Quite a lot of people didn’t want it: there was a campaign to stop the Angel, lots of negative stories. A local paper dug up pictures of some totalitarian winged figure commissioned during the Third Reich and ran it under the headline: NAZI … BUT NICE. I nearly pulled out – I had no interest in foisting this thing on anyone. But the planners talked me round, the council backed it, and people started to get on board.
Right from the beginning, I’d been thinking of ships and the Tyne – a ship’s hull turned inside out. We spent months driving around engineering firms in the north-east in an old van. This was the early 1990s, when the shipyards were going and the mines were being shut. Eventually, we found a place that had what we needed, with specialised welders and plate-workers. The structure was fillet-welded, which is an amazingly precise skill used to make vessels watertight. That was the magic moment, really, finding out you could make it in 6mm ship-plate. It was thrilling, making weekly visits up to Hartlepool, watching this skeleton turn into a hull.

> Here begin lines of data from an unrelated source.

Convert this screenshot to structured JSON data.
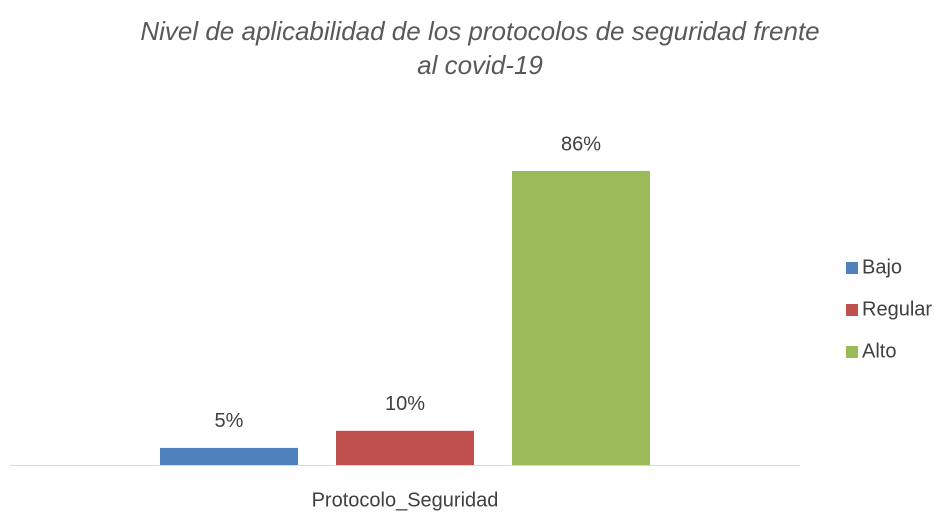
{
  "chart_data": {
    "type": "bar",
    "title": "Nivel de aplicabilidad de los protocolos de seguridad frente al covid-19",
    "categories": [
      "Protocolo_Seguridad"
    ],
    "series": [
      {
        "name": "Bajo",
        "color": "#4f81bd",
        "values": [
          5
        ],
        "value_labels": [
          "5%"
        ]
      },
      {
        "name": "Regular",
        "color": "#c0504d",
        "values": [
          10
        ],
        "value_labels": [
          "10%"
        ]
      },
      {
        "name": "Alto",
        "color": "#9bbb59",
        "values": [
          86
        ],
        "value_labels": [
          "86%"
        ]
      }
    ],
    "legend": "right"
  }
}
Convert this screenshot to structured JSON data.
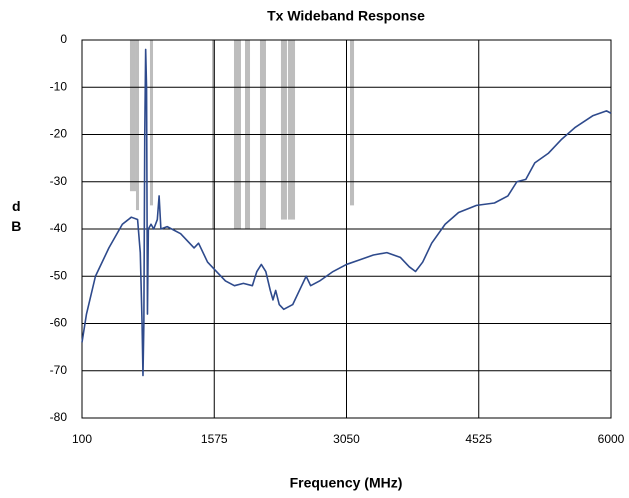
{
  "chart_data": {
    "type": "line",
    "title": "Tx Wideband Response",
    "xlabel": "Frequency (MHz)",
    "ylabel": "dB",
    "xlim": [
      100,
      6000
    ],
    "ylim": [
      -80,
      0
    ],
    "xticks": [
      100,
      1575,
      3050,
      4525,
      6000
    ],
    "yticks": [
      0,
      -10,
      -20,
      -30,
      -40,
      -50,
      -60,
      -70,
      -80
    ],
    "grid": true,
    "bands": {
      "color": "#bdbdbd",
      "x_start": [
        635,
        702,
        858,
        1550,
        1795,
        1918,
        2085,
        2319,
        2397,
        3089
      ],
      "x_end": [
        702,
        736,
        892,
        1583,
        1873,
        1974,
        2152,
        2386,
        2476,
        3134
      ],
      "values": [
        -32,
        -36,
        -35,
        -40,
        -40,
        -40,
        -40,
        -38,
        -38,
        -35
      ]
    },
    "series": [
      {
        "name": "Tx",
        "color": "#2e4a8c",
        "x": [
          100,
          150,
          250,
          400,
          550,
          650,
          720,
          750,
          770,
          780,
          790,
          800,
          810,
          820,
          830,
          840,
          870,
          900,
          940,
          960,
          980,
          1050,
          1200,
          1350,
          1400,
          1500,
          1600,
          1700,
          1800,
          1900,
          2000,
          2050,
          2100,
          2150,
          2200,
          2230,
          2260,
          2300,
          2350,
          2450,
          2550,
          2600,
          2650,
          2750,
          2900,
          3050,
          3200,
          3350,
          3500,
          3650,
          3750,
          3820,
          3900,
          4000,
          4150,
          4300,
          4500,
          4700,
          4850,
          4950,
          5050,
          5150,
          5300,
          5450,
          5600,
          5800,
          5950,
          6000
        ],
        "values": [
          -64,
          -58,
          -50,
          -44,
          -39,
          -37.5,
          -38,
          -45,
          -60,
          -71,
          -60,
          -20,
          -2,
          -10,
          -58,
          -40,
          -39,
          -40,
          -38,
          -33,
          -40,
          -39.5,
          -41,
          -44,
          -43,
          -47,
          -49,
          -51,
          -52,
          -51.5,
          -52,
          -49,
          -47.5,
          -49,
          -53,
          -55,
          -53,
          -56,
          -57,
          -56,
          -52,
          -50,
          -52,
          -51,
          -49,
          -47.5,
          -46.5,
          -45.5,
          -45,
          -46,
          -48,
          -49,
          -47,
          -43,
          -39,
          -36.5,
          -35,
          -34.5,
          -33,
          -30,
          -29.5,
          -26,
          -24,
          -21,
          -18.5,
          -16,
          -15,
          -15.5
        ]
      }
    ]
  }
}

I think that’s why the Angel worked: it was an extraordinary collective effort, requiring thousands of conversations. As it went on, I had less and less to do with it. The Angel was made by the skills of the north-east.
John Thornton, engineer
The foundations were massive: we had to put in concrete piles, 20 metres deep. But that was the easy part, relatively. You just do some sums based on the weight and factor in the wind. It was the ankles that were hard. They had to be slim, even though that’s where all the stress is, that’s where all the hard work is being done. When the wind is blowing on a human being, you move constantly to compensate. Obviously, we couldn’t do that here, so we had to think carefully about how to make them strong enough.
The second big thing was the wings: flex is fine, but if they begin to flutter, it’s game over. They’ll tear the structure apart. Antony’s first drafts had tapered wings like a Spitfire’s, but in the end we went for ones that were quite chopped-off. It’s funny: the Angel is huge, it weighs 200 tonnes. But, with the wind and the weather, it was as if it was actually flying.
They had to transport the body and wings separately on low loaders during the night. Streets had to be cleared of all their fixtures, and whole areas cordoned off, everyone watching from a distance. I wasn’t worried that it would fall down: in engineering, the things that go wrong are the things that are done so frequently someone forgets to check. Even so, it was a relief when the crane lowered it into place. It felt like a religious experience.
I had to talk my wife out of buying a cushion with a picture of the Angel on it. I thought it was a bit much. But whenever I pass it, I think: “That’s nice, I did that.”